From left: Ms Hope Hicks, Mr Sean Spicer and Mr Reince Priebus are among six current and former aides to Mr Donald Trump who are likely to be interviewed.
Ms Hope Hicks (above), Mr Sean Spicer and Mr Reince Priebus are among six current and former aides to Mr Donald Trump who are likely to be interviewed.
From left: Ms Hope Hicks, Mr Sean Spicer and Mr Reince Priebus are among six current and former aides to Mr Donald Trump who are likely to be interviewed.
Ms Hope Hicks, Mr Sean Spicer (above) and Mr Reince Priebus are among six current and former aides to Mr Donald Trump who are likely to be interviewed.
From left: Ms Hope Hicks, Mr Sean Spicer and Mr Reince Priebus are among six current and former aides to Mr Donald Trump who are likely to be interviewed.
Ms Hope Hicks, Mr Sean Spicer and Mr Reince Priebus (above) are among six current and former aides to Mr Donald Trump who are likely to be interviewed.

Special counsel in Russia probe also seeking internal documents

WASHINGTON • Special counsel Robert Mueller has alerted the White House that his team will likely seek to interview six top current and former advisers to President Donald Trump who were witnesses to several episodes relevant to the investigation of Russia's meddling in the 2016 election, according to people familiar with the request.

Mr Mueller's interest in the aides, including trusted adviser Hope Hicks, former press secretary Sean Spicer and ex-chief of staff Reince Priebus, reflects how the probe that has dogged Mr Trump's presidency is starting to penetrate a closer circle of aides around the President.

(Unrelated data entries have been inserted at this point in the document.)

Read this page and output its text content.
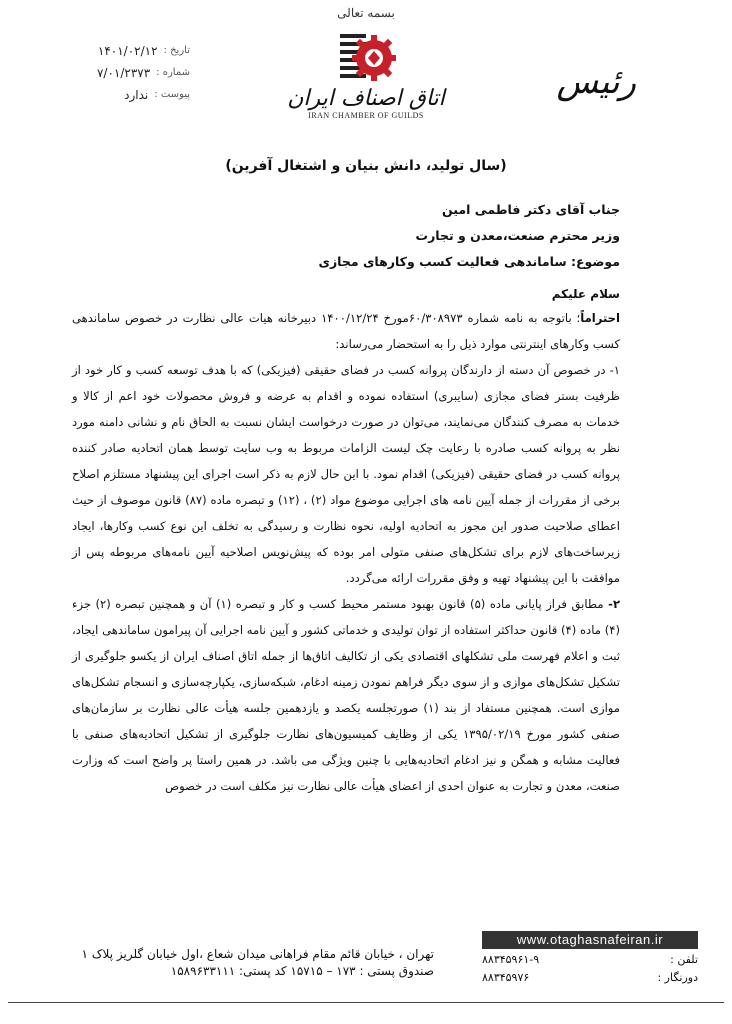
تاریخ :
۱۴۰۱/۰۲/۱۲
شماره :
۷/۰۱/۲۳۷۳
پیوست :
ندارد
بسمه تعالی
اتاق اصناف ایران
IRAN CHAMBER OF GUILDS
رئیس
(سال تولید، دانش بنیان و اشتغال آفرین)
جناب آقای دکتر فاطمی امین
وزیر محترم صنعت،معدن و تجارت
موضوع: ساماندهی فعالیت کسب وکارهای مجازی
سلام علیکم

احتراماً؛ باتوجه به نامه شماره ۶۰/۳۰۸۹۷۳مورخ ۱۴۰۰/۱۲/۲۴ دبیرخانه هیات عالی نظارت در خصوص ساماندهی کسب وکارهای اینترنتی موارد ذیل را به استحضار می‌رساند:

۱- در خصوص آن دسته از دارندگان پروانه کسب در فضای حقیقی (فیزیکی) که با هدف توسعه کسب و کار خود از ظرفیت بستر فضای مجازی (سایبری) استفاده نموده و اقدام به عرضه و فروش محصولات خود اعم از کالا و خدمات به مصرف کنندگان می‌نمایند، می‌توان در صورت درخواست ایشان نسبت به الحاق نام و نشانی دامنه مورد نظر به پروانه کسب صادره با رعایت چک لیست الزامات مربوط به وب سایت توسط همان اتحادیه صادر کننده پروانه کسب در فضای حقیقی (فیزیکی) اقدام نمود. با این حال لازم به ذکر است اجرای این پیشنهاد مستلزم اصلاح برخی از مقررات از جمله آیین نامه های اجرایی موضوع مواد (۲) ، (۱۲) و تبصره ماده (۸۷) قانون موصوف از حیث اعطای صلاحیت صدور این مجوز به اتحادیه اولیه، نحوه نظارت و رسیدگی به تخلف این نوع کسب وکارها، ایجاد زیرساخت‌های لازم برای تشکل‌های صنفی متولی امر بوده که پیش‌نویس اصلاحیه آیین نامه‌های مربوطه پس از موافقت با این پیشنهاد تهیه و وفق مقررات ارائه می‌گردد.

۲- مطابق فراز پایانی ماده (۵) قانون بهبود مستمر محیط کسب و کار و تبصره (۱) آن و همچنین تبصره (۲) جزء (۴) ماده (۴) قانون حداکثر استفاده از توان تولیدی و خدماتی کشور و آیین نامه اجرایی آن پیرامون ساماندهی ایجاد، ثبت و اعلام فهرست ملی تشکلهای اقتصادی یکی از تکالیف اتاق‌ها از جمله اتاق اصناف ایران از یکسو جلوگیری از تشکیل تشکل‌های موازی و از سوی دیگر فراهم نمودن زمینه ادغام، شبکه‌سازی، یکپارچه‌سازی و انسجام تشکل‌های موازی است. همچنین مستفاد از بند (۱) صورتجلسه یکصد و یازدهمین جلسه هیأت عالی نظارت بر سازمان‌های صنفی کشور مورخ ۱۳۹۵/۰۲/۱۹ یکی از وظایف کمیسیون‌های نظارت جلوگیری از تشکیل اتحادیه‌های صنفی با فعالیت مشابه و همگن و نیز ادغام اتحادیه‌هایی با چنین ویژگی می باشد. در همین راستا پر واضح است که وزارت صنعت، معدن و تجارت به عنوان احدی از اعضای هیأت عالی نظارت نیز مکلف است در خصوص

تهران ، خیابان قائم مقام فراهانی میدان شعاع ،اول خیابان گلریز پلاک ۱
صندوق پستی : ۱۷۳ – ۱۵۷۱۵ کد پستی: ۱۵۸۹۶۳۳۱۱۱
www.otaghasnafeiran.ir
تلفن :
۸۸۳۴۵۹۶۱-۹
دورنگار :
۸۸۳۴۵۹۷۶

Each of the six advisers was privy to important internal discussions that have drawn the interest of Mr Mueller's investigators, including Mr Trump's decision in May to fire FBI director James Comey and the White House's initial inaction following warnings that then-national security adviser Michael Flynn had withheld information from the public about his private discussions in December with Russia's ambassador to the US, according to people familiar with the probe.

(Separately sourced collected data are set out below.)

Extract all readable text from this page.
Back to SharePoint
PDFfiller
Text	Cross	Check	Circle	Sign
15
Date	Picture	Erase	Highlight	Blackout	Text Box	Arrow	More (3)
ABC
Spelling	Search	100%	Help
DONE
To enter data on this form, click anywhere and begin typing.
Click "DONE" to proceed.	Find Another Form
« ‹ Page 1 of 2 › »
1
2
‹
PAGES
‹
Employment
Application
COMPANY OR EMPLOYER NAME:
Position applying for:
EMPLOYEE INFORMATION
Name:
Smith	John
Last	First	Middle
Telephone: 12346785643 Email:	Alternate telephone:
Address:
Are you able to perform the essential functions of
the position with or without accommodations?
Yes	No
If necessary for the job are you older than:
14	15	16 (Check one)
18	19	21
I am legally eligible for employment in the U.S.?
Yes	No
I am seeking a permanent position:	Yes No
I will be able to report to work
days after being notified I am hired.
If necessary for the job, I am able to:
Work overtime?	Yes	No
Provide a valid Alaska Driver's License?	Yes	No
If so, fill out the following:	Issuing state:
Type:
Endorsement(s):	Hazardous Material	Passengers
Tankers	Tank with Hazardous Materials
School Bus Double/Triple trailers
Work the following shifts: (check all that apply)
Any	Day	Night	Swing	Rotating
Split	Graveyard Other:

The advisers are also connected to a series of internal documents that Mr Mueller's investigators have asked the White House to produce, according to people familiar with the special counsel's inquiry.

In addition to Mr Priebus, Mr Spicer and Ms Hicks, Mr Mueller has notified the White House he will likely seek to question White House counsel Don McGahn, and one of his deputies, Mr James Burnham.

Mr Mueller's investigators may also want to interview Mr Josh Raffel, a White House spokesman who works closely with Mr Trump's son-in-law Jared Kushner.

Mr Spicer declined to comment, while Mr Priebus did not respond to a request for comment. Mr Ty Cobb, a White House lawyer focused on the probe, declined to comment on behalf of current White House aides Mr McGahn, Mr Burnham, Ms Hicks and Mr Raffel.

Mr Mueller's team is waiting to first review the documents, which the White House has been working to turn over for the last three weeks.

But people familiar with the probe said the documents Mr Mueller has requested strongly suggest the topics that he and his investigators would broach with the aides.

Courts have held that the President does not enjoy attorney-client privilege with lawyers in the White House Counsel's Office and their testimony about their Oval Office dealings can be sought in investigations.

Mr Spicer had been drawn into the White House's handling of the Flynn matter before the inauguration. As chief of staff, Mr Priebus was involved in many of Mr Trump's decisions, including the situations involving Mr Flynn and Mr Comey.

Ms Hicks, who is now White House communications director, and Mr Raffel were both involved in internal discussions in July over how to respond to questions about a Trump Tower meeting that Mr Donald Trump Jr organised with a Russian lawyer during the presidential campaign in the summer of 2016.

White House press secretary Sarah Huckabee Sanders said she was not aware of a specific request by Mr Mueller, but said the White House will not try to block any interviews.  "We've been very clear that the White House will be fully cooperative and transparent through this process," she said on Friday.

Mr Mueller will seek to interview other aides, and the staffers will have to obtain their own legal counsel, a White House source said.